Poeta em anos de prosa é um desses.
Eu não leio nenhuma das raras coisas que hoje se escrevem
verdadeiramente belas , isto é, simples, verdadeiras, e por consequência
sublimes, que não exclame com sincero pesadume cá de dentro: Poeta em
anos de prosa!
Pois este é o século para poetas? Ou temos nós poetas para este
século?...
Temos sim, eu conheço três: Bonaparte, Sílvio Pélico e o Barão de
Rotschild.
O primeiro fez a sua Ilíada com a espada, o segundo coma
paciência, o último com o dinheiro.
São os três agentes, as três entidades, as três divindades da época.
OU cortar com Bonaparte, ou comprar com Rotschild, ou sofrer e
ter paciência com Sílvio Pélico.
Tudo o que fizer doutra poesia  e doutra prosa também  é tolo...
Vieram-me estas mui judiciosas reflexões a propósito do capítulo
antecedente desta minha obra-prima; e lancei-as aqui para instrução e
edificação do leitor benévolo. Acabei com elas quando chegamos à ponte
da Asseca.
Esquecia-me de dizer que daqueles três grandes poetas só um está
traduzido em português  o Rotschild não é literal a tradução, agalegou-
se e ficou muito suja de erros de imprensa, mas como não há outra...
Ora donde veio esse nome de Asseca?
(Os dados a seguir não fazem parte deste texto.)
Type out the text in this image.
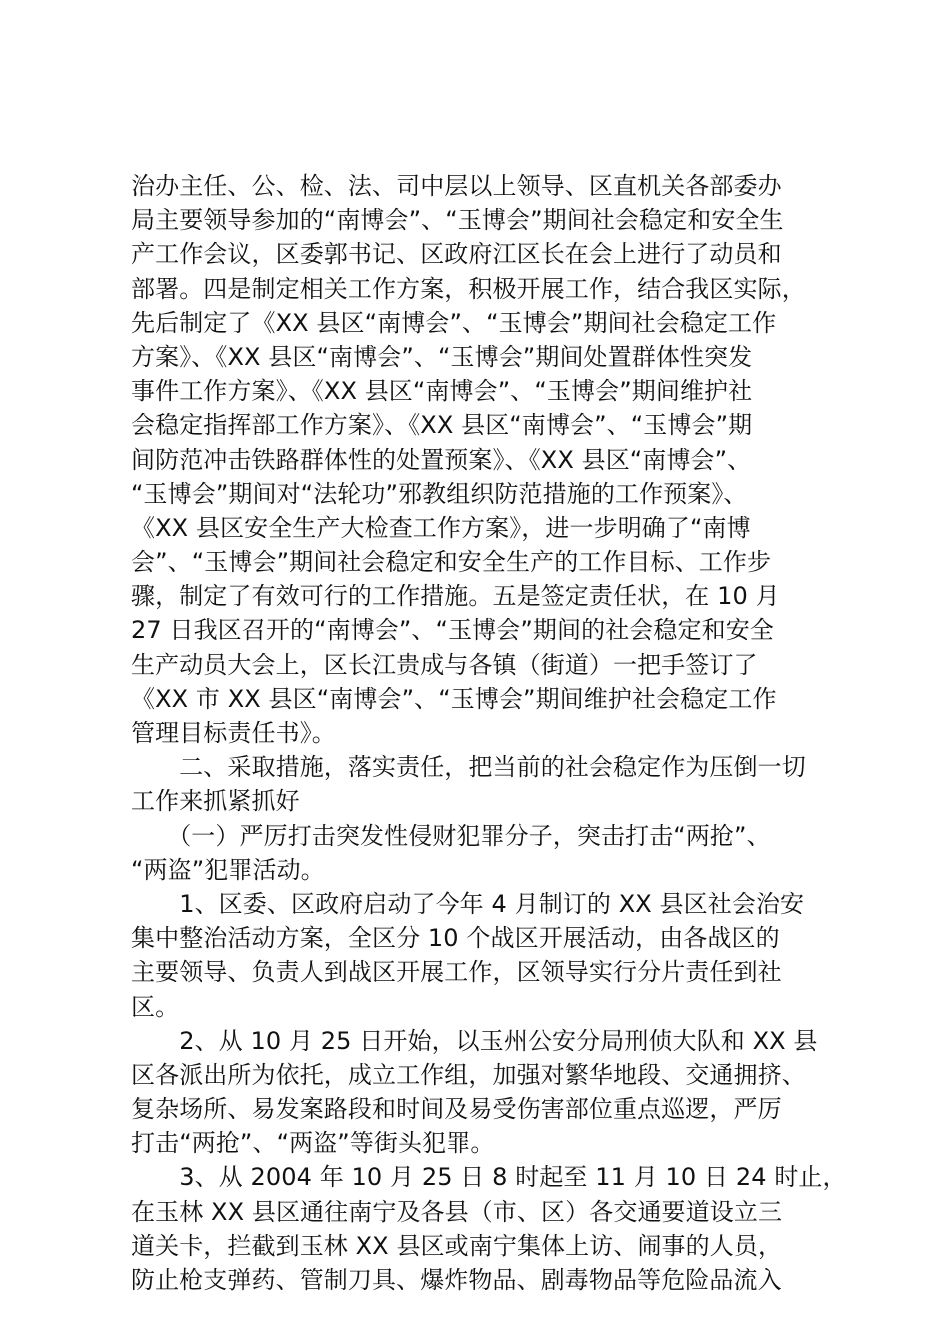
治办主任、公、检、法、司中层以上领导、区直机关各部委办
局主要领导参加的“南博会”、“玉博会”期间社会稳定和安全生
产工作会议，区委郭书记、区政府江区长在会上进行了动员和
部署。四是制定相关工作方案，积极开展工作，结合我区实际，
先后制定了《XX 县区“南博会”、“玉博会”期间社会稳定工作
方案》、《XX 县区“南博会”、“玉博会”期间处置群体性突发
事件工作方案》、《XX 县区“南博会”、“玉博会”期间维护社
会稳定指挥部工作方案》、《XX 县区“南博会”、“玉博会”期
间防范冲击铁路群体性的处置预案》、《XX 县区“南博会”、
“玉博会”期间对“法轮功”邪教组织防范措施的工作预案》、
《XX 县区安全生产大检查工作方案》，进一步明确了“南博
会”、“玉博会”期间社会稳定和安全生产的工作目标、工作步
骤，制定了有效可行的工作措施。五是签定责任状，在 10 月
27 日我区召开的“南博会”、“玉博会”期间的社会稳定和安全
生产动员大会上，区长江贵成与各镇（街道）一把手签订了
《XX 市 XX 县区“南博会”、“玉博会”期间维护社会稳定工作
管理目标责任书》。
　　二、采取措施，落实责任，把当前的社会稳定作为压倒一切
工作来抓紧抓好
　　（一）严厉打击突发性侵财犯罪分子，突击打击“两抢”、
“两盗”犯罪活动。
　　1、区委、区政府启动了今年 4 月制订的 XX 县区社会治安
集中整治活动方案，全区分 10 个战区开展活动，由各战区的
主要领导、负责人到战区开展工作，区领导实行分片责任到社
区。
　　2、从 10 月 25 日开始，以玉州公安分局刑侦大队和 XX 县
区各派出所为依托，成立工作组，加强对繁华地段、交通拥挤、
复杂场所、易发案路段和时间及易受伤害部位重点巡逻，严厉
打击“两抢”、“两盗”等街头犯罪。
　　3、从 2004 年 10 月 25 日 8 时起至 11 月 10 日 24 时止，
在玉林 XX 县区通往南宁及各县（市、区）各交通要道设立三
道关卡，拦截到玉林 XX 县区或南宁集体上访、闹事的人员，
防止枪支弹药、管制刀具、爆炸物品、剧毒物品等危险品流入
Algures daqui perto deve de
haver sítio, lugar ou coisa que o valha, com o nome de Meca; e daí talvez
o admirável rifão português que ainda não foi bem examinado como devia
ser, e que decerto encerra algum grande ditame de moral primitiva:
andou por Seca (Asseca?) e Meca e Olivais de Santarém, Os tais Olivais
ficam logo adiante. É uma etimologia como qualquer outra.
A ponte da Asseca corta uma várzea imensa que há-de ser um vasto
paul de Inverno: ainda agora está a dessangrar-se em água por toda a
parte.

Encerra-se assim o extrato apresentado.